Table 2: Significant peaks of cobalt(II) nitrate hydrate in IR spectrum (Appendix I)
Significant signals | Wavenumber (cm-1) | |
Expected (from table) | Observed (from spectrum) | |
O-H stretch | 3200-3550 | 3403 |
Asymmetric NO2 stretch | 1450-1600 | 1629 |
Symmetric NO2 stretch | 1260-1375 | 1384 |
Table 3: Significant peaks of triphenylphosphite in IR spectrum (Appendix II)
Significant signals | Wavenumber (cm-1) | |
Expected (from table) | Observed (from spectrum) | |
Aromatic C=C stretch | 1400-1600 | 1481, 1590 |
=C-H stretch | 3010-3100 | 3062, 3038 |
C-P stretch | 700 | absent |
Table 4: Significant signals of hydridotetrakis(triphenylphosphito)cobalt(I) in IR spectrum (Appendix III)
Significant signals | Wavenumber (cm-1) | |
Expected (from table) | Observed (from table) | |
=C-H stretch | 3010-3100 | 3067 |
Aromatic C=C stretch | 1400-1600 | 1490, 1591 |
Co-H stretch | 1745-1933 | absent |
C-P stretch | 700 | 691 |
Note: The C-P stretch value is obtained from journal. (Kurita et al, 2003)
Electron counting of hydridotetrakis(triphenylphosphito)cobalt(I)
Hydride: donates 2 electrons, each triphenylphosphito donates 2 electrons
Hydride: -1, triphenylphosphosphito: neutral
Oxidation state of cobalt = Co(I), with d6
Total electron count = 2 + 4(2) + 6
= 16 electrons
Discussion:
The percentage yield of hydridotetrakis(triphenylphosphito)cobalt(I) is 80.32% in which the mass of product obtained experimentally is 6.7628 g.

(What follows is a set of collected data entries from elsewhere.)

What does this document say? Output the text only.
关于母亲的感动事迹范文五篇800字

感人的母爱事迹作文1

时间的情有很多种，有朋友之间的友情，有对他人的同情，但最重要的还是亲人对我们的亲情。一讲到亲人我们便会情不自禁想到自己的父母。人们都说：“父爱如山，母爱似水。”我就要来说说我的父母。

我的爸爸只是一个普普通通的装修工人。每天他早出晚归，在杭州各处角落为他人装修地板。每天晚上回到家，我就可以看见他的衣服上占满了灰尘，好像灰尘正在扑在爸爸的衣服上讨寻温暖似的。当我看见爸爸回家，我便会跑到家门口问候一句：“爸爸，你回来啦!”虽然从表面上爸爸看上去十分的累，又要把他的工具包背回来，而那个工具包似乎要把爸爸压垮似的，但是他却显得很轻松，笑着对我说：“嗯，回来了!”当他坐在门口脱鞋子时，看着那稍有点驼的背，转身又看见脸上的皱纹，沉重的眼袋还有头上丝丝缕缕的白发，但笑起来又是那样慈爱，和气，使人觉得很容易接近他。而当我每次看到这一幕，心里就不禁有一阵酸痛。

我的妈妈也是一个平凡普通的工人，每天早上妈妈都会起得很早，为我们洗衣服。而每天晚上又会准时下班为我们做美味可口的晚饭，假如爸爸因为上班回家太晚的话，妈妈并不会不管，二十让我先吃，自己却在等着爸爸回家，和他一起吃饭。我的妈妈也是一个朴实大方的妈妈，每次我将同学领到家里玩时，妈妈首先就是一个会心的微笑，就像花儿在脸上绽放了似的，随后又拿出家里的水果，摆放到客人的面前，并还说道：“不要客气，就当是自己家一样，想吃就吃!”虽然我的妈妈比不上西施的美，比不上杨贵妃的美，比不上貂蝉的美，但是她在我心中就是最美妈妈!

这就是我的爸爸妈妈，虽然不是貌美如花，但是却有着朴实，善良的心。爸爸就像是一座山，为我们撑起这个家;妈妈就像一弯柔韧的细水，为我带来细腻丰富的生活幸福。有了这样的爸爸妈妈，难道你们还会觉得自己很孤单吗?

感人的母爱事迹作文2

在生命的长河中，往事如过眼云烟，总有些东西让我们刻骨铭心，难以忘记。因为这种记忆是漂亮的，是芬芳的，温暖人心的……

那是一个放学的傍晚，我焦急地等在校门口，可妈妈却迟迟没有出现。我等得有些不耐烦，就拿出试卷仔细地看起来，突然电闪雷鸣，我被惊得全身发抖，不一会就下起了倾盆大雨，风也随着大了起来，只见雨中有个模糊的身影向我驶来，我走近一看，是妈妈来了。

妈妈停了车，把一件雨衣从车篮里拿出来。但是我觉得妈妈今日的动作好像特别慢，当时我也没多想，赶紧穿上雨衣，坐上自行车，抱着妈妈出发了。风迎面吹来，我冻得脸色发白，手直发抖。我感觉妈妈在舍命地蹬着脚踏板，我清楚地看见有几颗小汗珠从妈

In this experiment, sodium borohydride (white) was used to provide hydride to metal complex to form a cobalt hydride complex. Ethanol acts as a medium to allow the cobalt complex (greenish brown) can form in the solid state since the cobalt hydride complex is not soluble in ethanol. The product was washed with ethanol, water and methanol is to remove any other unreacted starting materials. This method can reduce the presence of impurities.
From the IR spectrum of triphenylphophate, the significant signals include aromatic C=C (1481cm-1 and 1590cm-1) and =C-H (3062cm-1 and 3038cm-1). However, the expected C-P stretch at 700cm-1 did not present. According to the IR spectrum of product, the significant signals that present are =C-H- stretch (3067cm-1), aromatic C=C (1490cm-1 and 1591cm-1) and C-P stretch (691cm-1). However, there is another expected significant signal did not present in the IR spectrum which is the Co-H stretch (1745-1933cm-1).

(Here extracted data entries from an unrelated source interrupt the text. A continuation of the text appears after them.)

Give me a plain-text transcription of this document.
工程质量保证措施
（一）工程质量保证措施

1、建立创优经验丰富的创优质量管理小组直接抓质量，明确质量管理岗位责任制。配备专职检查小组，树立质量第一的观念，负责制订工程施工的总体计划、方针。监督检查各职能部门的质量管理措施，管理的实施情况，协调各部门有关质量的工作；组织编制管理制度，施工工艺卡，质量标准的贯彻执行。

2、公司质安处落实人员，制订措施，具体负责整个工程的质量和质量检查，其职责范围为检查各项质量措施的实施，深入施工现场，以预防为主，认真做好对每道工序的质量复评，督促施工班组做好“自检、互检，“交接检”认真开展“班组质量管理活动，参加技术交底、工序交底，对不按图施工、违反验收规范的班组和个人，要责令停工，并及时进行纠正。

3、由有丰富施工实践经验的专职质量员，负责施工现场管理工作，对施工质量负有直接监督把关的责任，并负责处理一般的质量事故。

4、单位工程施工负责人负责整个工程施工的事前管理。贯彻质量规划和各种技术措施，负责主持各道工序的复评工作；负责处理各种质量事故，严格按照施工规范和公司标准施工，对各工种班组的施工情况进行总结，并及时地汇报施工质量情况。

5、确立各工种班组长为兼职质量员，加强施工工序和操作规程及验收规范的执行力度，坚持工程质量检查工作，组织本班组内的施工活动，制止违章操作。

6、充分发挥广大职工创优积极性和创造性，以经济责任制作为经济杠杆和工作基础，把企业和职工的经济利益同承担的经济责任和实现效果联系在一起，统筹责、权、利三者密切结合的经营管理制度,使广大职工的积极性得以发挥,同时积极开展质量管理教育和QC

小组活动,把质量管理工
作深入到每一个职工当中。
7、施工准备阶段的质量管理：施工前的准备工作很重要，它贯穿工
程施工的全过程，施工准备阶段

Based on the 1H NMR spectrum of product, the integration of the first signal (at positive ppm value) shows 66mm while the second signal (at negative ppm value) shows 1.1mm. From the spectrum, number of protons present in the first and second signals is 60 H and 1 H respectively. Hence, the molecular structure of hydridotetrakis(triphenylphosphito)cobalt(I) is deduced as monocapped tetrahedral with the hydride as the face-capping ligand. The figure 3 below shows the structure of hydridotetrakis(triphenylphosphito)cobalt(I).

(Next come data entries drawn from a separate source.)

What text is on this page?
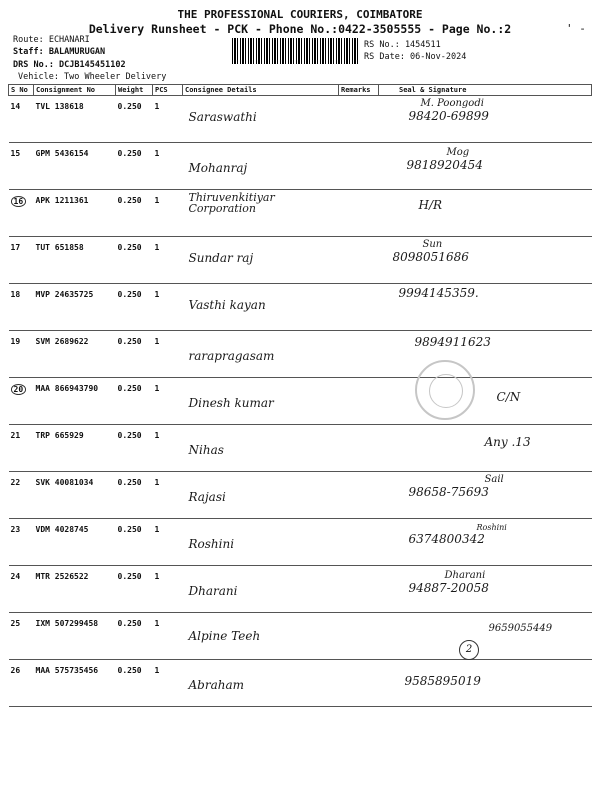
THE PROFESSIONAL COURIERS, COIMBATORE
Delivery Runsheet - PCK - Phone No.:0422-3505555 - Page No.:2	' -
Route: ECHANARI
Staff: BALAMURUGAN
DRS No.: DCJB145451102
Vehicle: Two Wheeler Delivery
RS No.: 1454511
RS Date: 06-Nov-2024
S No	Consignment No	Weight	PCS	Consignee Details	Remarks	Seal & Signature
14	TVL 138618	0.250	1	Saraswathi		M. Poongodi
98420-69899

15	GPM 5436154	0.250	1	Mohanraj		Mog
9818920454

16	APK 1211361	0.250	1	Thiruvenkitiyar Corporation		H/R

17	TUT 651858	0.250	1	Sundar raj		Sun
8098051686

18	MVP 24635725	0.250	1	Vasthi kayan		9994145359.

19	SVM 2689622	0.250	1	rarapragasam		9894911623

20	MAA 866943790	0.250	1	Dinesh kumar		C/N

21	TRP 665929	0.250	1	Nihas		Any .13

22	SVK 40081034	0.250	1	Rajasi		Sail
98658-75693

23	VDM 4028745	0.250	1	Roshini		Roshini
6374800342

24	MTR 2526522	0.250	1	Dharani		Dharani
94887-20058

25	IXM 507299458	0.250	1	Alpine Teeh		9659055449

26	MAA 575735456	0.250	1	Abraham		9585895019
2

Figure 3: Molecular structure of hydridotetrakis(triphenylphosphito)cobalt(I)
The fomal oxidation state of cobalt in the metal complex is Co(I). This is because there is only one hydride carrying one negative charge bonded to cobalt while the other four triphenylphosphine ligands are neutral. Based on the electron counting in the calculation and result part, the total electron is 16. The metal complex is stable in 16 electrons because the four sterically bulky triphenylphosphine ligands blocked the vacant site and hence other ligand is not allowed to bind to cobalt. As a result, hydridotetrakis(triphenylphosphito)cobalt(I) has a total number of 16 electrons.
Precaution steps:
1. Make sure the sodium borohydride will never contact with acid or water since it will liberates hydrogen.
2. Dichloromethane is highly volatile and must be used in the fume hood only.